In all my born days, I’d never had such a supper! Travis heaped up so much spaghetti onto my plate, there was barely enough room for fancified greens and bread with olive paste—which may sound peculiar but nearly brought tears of joy to my eyes. When he got to serving the meatballs, one actually rolled off my mountain of food. Thankfully, I caught it with my napkin before it hit the floor.

 

“Uh, maybe I’ll just take this one to Gram,” I said and set it aside.

 

Full up and feelin’ fine, Travis and I did the dishes while Miz Tromp packaged the leftovers—including a whole bag of goodies for me to take home. Then I quick ran out to whistle down some starlight, and Travis and I got to baking.

 

We were pulling our first triple-sized batch of biscuits from the oven when there came a knock at the door.

 

“I’ll get it,” Miz Tromp said. “I wonder if it’s the Teagues, changed their mind about the wedding cake.”

 

“Tell ’em they’re too late!” Travis called.
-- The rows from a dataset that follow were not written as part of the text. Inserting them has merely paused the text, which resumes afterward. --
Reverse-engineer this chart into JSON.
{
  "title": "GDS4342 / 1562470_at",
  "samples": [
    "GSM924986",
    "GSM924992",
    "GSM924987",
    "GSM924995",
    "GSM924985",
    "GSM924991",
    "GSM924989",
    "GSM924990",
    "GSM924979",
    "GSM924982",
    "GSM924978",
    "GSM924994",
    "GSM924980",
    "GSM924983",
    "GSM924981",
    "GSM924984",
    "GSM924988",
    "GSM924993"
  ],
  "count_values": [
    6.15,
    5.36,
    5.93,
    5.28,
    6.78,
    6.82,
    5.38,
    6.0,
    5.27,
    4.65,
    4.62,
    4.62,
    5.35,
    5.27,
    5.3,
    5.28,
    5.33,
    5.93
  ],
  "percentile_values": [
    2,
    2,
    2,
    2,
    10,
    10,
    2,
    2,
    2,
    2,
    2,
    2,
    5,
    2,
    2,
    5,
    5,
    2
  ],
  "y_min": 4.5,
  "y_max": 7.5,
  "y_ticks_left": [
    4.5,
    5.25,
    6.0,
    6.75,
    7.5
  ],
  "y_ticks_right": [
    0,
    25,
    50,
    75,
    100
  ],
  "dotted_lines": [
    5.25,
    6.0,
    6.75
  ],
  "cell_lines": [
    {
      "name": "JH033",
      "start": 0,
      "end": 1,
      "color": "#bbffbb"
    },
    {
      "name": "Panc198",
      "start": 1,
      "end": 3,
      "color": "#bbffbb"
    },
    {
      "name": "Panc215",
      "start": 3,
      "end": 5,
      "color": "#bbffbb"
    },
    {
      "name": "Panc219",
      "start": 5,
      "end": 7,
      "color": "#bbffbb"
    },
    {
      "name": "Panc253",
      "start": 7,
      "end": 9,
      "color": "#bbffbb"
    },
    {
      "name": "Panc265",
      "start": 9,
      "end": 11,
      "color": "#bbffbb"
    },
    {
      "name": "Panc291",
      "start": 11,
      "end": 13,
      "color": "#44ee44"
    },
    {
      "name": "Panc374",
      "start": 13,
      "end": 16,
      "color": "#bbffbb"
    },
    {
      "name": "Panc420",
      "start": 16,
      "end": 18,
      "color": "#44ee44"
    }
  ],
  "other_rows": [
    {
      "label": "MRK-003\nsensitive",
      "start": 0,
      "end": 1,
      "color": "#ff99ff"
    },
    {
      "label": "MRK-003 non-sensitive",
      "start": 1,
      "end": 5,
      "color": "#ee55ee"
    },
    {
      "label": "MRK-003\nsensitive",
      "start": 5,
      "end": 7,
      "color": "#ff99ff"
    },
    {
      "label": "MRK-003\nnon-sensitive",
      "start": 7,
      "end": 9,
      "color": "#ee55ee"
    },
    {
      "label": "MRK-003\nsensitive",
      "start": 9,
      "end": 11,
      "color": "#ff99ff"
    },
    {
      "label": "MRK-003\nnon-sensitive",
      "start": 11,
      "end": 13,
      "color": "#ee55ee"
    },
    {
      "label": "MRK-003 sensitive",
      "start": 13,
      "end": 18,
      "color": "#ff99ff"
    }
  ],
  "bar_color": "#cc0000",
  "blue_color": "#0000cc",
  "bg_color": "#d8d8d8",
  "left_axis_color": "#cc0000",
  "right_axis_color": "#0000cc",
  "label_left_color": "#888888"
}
He’d managed two slices, even after his own outsized dinner.

 

We heard some mumbling in the hall, and then Miz Tromp reappeared with Edie Walton, Penny’s daughter, and a man I’d never seen before.

 

“Some folks to see you, Genuine,” Travis’s ma told me.

 

“Edie! What are you doing here?” With the upscuddle between her ma and me, I was fairly certain it was nothing good.

 

Edie, who’d graduated from Sass Public only last June, was the prettiest girl in town. She had long blond hair and dimpled cheeks and a smile so sweet folks said she could charm the moon from the sky.